Cartoon Sites: A lot of cartoonists have discovered the Web as a medium for promoting their work. Trouble is, much of it is pretty bad, with all sorts of no-hopers putting up their office-blotter doodles and tacking on a naff catchline. Which is a shame, because cartoons are well-suited to the short attention span of Web surfers. But hope may be at hand with the establishment of the Cartoon Arts Network (http://www.pavilion.co.uk/cartoonet/cartoon.htm), a mixed bag of links to Web galleries and cartoonists across Britain and the rest of Europe, as well as details on publishers and agencies. It is still early days, with no real crackers, but the site shows promise. I enjoyed some of the stuff in Cartoon County, although it was frustrating to find that many of the cartoonists had yet to place any examples of their work. The Fanny collection appeals to more esoteric tastes than mine, but have a look for yourself. If you fancy some Net-related cartoons, check in with Roger Penwill's Old Motherboard Tranquility Haven (http://www.netlink.co.uk/users/penwill/haven.html). The Cad Pad and the Health Club sections had a few good 'uns.
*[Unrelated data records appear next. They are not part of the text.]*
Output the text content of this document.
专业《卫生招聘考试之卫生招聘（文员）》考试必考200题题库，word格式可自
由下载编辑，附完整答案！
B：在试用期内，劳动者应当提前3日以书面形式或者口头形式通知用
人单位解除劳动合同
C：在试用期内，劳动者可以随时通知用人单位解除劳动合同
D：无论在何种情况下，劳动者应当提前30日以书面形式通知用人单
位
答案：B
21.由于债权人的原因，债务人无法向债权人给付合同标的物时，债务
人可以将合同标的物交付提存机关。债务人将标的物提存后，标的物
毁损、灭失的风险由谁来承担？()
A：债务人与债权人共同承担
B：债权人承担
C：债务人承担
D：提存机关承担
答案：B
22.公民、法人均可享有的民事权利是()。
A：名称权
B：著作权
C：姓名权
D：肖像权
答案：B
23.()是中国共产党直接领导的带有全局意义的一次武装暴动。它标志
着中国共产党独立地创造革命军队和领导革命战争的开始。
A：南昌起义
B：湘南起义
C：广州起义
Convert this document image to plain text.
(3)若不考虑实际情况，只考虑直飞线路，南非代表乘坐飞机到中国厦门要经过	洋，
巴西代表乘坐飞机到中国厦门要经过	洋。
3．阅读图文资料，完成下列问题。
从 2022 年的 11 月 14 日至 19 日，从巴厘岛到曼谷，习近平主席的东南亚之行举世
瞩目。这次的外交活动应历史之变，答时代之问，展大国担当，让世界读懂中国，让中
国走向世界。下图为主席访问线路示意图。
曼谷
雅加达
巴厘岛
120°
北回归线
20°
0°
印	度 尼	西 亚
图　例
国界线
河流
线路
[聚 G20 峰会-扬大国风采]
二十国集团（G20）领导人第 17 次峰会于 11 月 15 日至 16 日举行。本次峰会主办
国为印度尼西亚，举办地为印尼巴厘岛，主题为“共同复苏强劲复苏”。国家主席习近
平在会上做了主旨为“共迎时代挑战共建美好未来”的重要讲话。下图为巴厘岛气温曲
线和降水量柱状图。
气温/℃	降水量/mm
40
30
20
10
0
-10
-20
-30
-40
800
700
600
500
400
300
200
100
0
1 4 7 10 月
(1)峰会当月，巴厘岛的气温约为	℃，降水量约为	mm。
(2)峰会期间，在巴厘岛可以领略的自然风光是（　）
Vindaloo Site: If you are a dedicated madras-muncher and want to try your hand at making curries at home, it is time you had a look at Curry Direct (http://www.telesys.com/currydirect/). Through this site, you can get "all the ingredients you're ever likely to need to make a superb curry". Beginners can choose from 30 blended spice mixes, while experienced curry cooks can buy whole and ground spices. As well as poppadums, pickles and chutneys, basmati rice and unusual ingredients such as jaggery (palm sugar), they sell recipe books and utensils. They take orders by telephone, post or e-mail. But they don't provide the lagers.